I shook my head. 'I've got no family. My mother died
when I was seven years old. I was brought up by my Grandmother but she died
last year. I've lived at court for the past few years. Hampton Court is the only home I've got.'

'Well you ain't got it no more.'

I frowned at his bluntness but he did not notice. He
began to chew on his tongue, blowing out little breaths all the while, and
mumbling to himself periodically. Deep in thought I assumed. Either that or
chomping on a bit of breakfast still lodged in his teeth.

I turned my attention to the river. The sun had
extinguished the last of the mists and was sparkling on the water. It was still
early so there was less traffic than normal but a score of little boats
scurried hither and tither, up river, down river and slanting across from bank
to bank.

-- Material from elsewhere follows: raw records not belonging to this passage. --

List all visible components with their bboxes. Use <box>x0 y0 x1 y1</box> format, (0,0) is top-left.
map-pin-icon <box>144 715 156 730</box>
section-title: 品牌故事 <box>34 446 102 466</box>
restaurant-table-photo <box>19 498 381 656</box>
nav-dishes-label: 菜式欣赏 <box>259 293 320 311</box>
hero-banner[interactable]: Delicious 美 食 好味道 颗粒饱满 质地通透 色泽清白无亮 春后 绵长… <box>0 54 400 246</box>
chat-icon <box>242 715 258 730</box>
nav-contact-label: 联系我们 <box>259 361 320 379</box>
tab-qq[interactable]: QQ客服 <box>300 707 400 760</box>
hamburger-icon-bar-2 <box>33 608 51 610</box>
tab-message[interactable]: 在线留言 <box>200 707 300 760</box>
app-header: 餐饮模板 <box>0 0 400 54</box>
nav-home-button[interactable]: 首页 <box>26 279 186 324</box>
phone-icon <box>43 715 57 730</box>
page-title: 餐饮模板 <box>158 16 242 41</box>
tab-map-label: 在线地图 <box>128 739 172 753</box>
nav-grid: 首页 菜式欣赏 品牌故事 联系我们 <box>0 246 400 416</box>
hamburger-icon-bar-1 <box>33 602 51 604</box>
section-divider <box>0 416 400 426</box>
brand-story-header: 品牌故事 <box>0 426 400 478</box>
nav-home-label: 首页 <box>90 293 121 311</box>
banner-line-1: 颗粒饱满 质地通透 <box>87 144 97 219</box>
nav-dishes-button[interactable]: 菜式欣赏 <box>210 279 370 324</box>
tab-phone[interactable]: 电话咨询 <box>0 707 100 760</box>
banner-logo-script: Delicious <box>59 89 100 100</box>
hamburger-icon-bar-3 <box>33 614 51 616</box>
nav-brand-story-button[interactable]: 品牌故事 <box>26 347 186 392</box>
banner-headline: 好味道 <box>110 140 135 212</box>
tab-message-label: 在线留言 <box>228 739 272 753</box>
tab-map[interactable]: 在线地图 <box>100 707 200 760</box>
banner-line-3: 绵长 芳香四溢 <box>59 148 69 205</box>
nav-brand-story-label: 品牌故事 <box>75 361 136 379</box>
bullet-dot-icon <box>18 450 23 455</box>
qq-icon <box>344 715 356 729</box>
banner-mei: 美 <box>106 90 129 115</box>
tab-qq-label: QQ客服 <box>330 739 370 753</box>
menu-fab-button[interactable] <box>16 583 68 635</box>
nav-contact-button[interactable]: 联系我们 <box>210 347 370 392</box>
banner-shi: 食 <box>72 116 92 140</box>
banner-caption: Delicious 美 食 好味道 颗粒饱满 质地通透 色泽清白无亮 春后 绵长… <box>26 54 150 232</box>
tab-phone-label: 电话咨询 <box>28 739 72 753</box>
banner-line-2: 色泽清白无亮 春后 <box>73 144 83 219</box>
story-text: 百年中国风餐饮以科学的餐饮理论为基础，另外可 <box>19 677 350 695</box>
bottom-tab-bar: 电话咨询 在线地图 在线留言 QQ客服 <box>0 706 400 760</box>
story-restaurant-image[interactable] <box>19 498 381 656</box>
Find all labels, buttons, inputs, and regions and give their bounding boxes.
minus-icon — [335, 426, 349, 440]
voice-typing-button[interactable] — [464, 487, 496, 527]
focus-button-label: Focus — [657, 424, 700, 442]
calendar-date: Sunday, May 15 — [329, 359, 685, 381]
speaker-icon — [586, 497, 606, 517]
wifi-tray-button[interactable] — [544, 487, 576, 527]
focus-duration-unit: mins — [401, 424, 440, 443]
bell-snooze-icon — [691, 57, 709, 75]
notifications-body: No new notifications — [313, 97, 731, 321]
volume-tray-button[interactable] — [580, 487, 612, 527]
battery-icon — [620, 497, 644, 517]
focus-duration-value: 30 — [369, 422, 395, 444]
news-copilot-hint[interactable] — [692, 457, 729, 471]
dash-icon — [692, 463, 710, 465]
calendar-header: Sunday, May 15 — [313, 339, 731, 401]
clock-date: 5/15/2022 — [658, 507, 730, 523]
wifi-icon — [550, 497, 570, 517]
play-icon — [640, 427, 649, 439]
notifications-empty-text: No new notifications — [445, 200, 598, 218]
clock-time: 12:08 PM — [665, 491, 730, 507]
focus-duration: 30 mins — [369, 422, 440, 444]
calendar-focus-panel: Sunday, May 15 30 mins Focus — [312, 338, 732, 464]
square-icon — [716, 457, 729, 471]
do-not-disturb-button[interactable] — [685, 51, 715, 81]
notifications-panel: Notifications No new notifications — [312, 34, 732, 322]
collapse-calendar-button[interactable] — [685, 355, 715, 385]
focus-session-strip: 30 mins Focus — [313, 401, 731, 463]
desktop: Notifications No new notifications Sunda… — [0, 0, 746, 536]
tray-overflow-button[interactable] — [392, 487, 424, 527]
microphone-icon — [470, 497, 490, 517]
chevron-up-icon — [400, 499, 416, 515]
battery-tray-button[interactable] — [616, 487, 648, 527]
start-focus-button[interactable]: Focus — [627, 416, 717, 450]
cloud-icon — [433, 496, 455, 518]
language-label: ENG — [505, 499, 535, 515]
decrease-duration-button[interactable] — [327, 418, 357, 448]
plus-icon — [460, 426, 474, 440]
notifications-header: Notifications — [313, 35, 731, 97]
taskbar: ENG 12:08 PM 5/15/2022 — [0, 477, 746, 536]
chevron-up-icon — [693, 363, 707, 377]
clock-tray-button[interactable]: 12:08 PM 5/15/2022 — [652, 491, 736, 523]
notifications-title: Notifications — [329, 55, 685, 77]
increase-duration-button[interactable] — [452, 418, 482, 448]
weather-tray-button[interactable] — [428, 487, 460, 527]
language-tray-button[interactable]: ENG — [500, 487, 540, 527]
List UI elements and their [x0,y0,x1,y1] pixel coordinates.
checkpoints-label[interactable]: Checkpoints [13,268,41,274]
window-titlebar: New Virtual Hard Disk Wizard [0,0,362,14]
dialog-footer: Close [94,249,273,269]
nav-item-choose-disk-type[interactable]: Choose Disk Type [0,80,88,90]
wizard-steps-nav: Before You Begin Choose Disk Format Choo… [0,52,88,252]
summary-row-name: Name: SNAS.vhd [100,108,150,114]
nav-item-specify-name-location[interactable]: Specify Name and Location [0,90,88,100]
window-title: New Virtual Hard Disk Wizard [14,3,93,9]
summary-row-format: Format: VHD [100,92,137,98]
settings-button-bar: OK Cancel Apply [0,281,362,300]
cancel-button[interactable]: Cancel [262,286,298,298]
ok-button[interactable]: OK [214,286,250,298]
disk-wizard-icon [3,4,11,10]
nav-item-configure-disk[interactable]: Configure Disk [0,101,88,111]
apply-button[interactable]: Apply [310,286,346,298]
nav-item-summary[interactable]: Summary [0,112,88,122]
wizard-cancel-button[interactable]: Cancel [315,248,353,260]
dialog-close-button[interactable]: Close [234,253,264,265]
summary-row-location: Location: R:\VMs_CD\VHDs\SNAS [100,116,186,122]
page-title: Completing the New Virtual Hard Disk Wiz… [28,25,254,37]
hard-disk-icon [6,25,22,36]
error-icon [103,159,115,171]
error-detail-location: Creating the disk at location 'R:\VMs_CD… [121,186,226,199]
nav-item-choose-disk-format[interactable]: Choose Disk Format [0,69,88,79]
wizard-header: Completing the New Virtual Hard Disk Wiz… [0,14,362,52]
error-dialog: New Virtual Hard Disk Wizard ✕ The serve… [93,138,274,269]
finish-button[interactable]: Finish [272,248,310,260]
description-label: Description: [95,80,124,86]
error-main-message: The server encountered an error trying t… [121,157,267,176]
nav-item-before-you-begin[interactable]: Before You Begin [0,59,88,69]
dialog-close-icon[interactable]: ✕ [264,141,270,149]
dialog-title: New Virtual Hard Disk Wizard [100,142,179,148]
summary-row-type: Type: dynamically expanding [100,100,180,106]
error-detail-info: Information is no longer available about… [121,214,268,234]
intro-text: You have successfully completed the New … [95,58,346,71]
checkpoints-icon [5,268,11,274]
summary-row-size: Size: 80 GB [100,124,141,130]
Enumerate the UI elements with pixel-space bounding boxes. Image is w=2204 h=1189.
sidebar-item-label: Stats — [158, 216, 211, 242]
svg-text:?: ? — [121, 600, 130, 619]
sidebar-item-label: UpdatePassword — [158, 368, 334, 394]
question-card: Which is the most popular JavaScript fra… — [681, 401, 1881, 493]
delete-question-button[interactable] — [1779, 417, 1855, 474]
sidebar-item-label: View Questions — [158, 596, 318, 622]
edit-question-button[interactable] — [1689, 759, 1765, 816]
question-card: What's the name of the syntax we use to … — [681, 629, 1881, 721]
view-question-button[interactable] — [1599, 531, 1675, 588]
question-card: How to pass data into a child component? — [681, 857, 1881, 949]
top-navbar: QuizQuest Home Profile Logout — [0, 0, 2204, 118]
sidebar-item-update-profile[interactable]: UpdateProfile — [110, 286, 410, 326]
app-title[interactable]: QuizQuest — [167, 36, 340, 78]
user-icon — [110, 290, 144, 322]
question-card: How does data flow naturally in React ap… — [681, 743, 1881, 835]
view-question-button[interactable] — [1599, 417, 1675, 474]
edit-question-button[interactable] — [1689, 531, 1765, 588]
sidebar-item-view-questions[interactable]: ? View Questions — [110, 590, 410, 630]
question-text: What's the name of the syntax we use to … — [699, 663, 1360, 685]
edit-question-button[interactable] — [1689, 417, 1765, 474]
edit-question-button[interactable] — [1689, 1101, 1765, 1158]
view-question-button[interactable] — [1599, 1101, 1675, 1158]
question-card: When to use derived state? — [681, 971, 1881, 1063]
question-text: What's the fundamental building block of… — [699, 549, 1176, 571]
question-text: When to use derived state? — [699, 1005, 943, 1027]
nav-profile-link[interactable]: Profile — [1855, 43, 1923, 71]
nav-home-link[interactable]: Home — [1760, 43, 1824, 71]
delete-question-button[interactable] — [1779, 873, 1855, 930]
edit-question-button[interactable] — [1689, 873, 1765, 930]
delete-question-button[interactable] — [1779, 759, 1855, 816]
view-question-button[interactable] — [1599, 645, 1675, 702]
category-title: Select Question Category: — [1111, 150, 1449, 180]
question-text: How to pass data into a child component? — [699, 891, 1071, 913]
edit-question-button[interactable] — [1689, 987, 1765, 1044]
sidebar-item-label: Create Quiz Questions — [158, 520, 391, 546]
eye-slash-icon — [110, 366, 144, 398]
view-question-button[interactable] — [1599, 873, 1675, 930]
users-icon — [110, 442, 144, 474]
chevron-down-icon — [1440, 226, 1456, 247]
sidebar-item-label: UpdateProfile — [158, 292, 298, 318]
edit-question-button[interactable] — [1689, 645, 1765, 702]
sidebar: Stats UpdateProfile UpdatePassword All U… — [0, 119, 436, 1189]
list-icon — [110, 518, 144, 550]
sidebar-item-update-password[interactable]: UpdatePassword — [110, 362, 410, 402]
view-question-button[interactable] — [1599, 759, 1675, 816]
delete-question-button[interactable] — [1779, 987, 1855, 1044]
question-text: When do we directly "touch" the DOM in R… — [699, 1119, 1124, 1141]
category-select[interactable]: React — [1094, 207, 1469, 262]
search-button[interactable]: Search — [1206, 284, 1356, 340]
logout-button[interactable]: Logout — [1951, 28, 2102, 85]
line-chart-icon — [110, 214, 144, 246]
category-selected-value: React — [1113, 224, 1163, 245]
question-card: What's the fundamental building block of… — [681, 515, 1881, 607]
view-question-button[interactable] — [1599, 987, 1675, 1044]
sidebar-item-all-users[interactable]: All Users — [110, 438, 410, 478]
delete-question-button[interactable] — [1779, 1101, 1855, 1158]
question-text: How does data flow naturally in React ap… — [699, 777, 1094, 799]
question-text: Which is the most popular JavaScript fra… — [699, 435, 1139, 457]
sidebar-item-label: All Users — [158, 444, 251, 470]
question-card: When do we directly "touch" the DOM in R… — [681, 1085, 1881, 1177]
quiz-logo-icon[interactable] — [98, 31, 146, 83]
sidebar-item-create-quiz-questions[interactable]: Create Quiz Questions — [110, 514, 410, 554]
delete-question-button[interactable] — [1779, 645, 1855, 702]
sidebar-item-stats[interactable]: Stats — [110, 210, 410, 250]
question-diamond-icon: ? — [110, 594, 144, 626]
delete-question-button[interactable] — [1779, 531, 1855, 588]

These people were making their way in the world, I thought, and
without the advantages that I have. I could read and write, I could dance and
sing, I could even write poetry. Then a terrible thought came to me. As Walter
had said, I was beautiful. I could find a wealthy husband. Or failing that,
earn my money on my back.

'We've got a small room,' Walter's voice broke into my
thoughts. 'It's very small and a bit grubby. But it could suit you well, miss.'

I stared at him, open-mouthed. 'That's so kind of you,
Mr Scrump.' I could not believe a stranger would be so kind.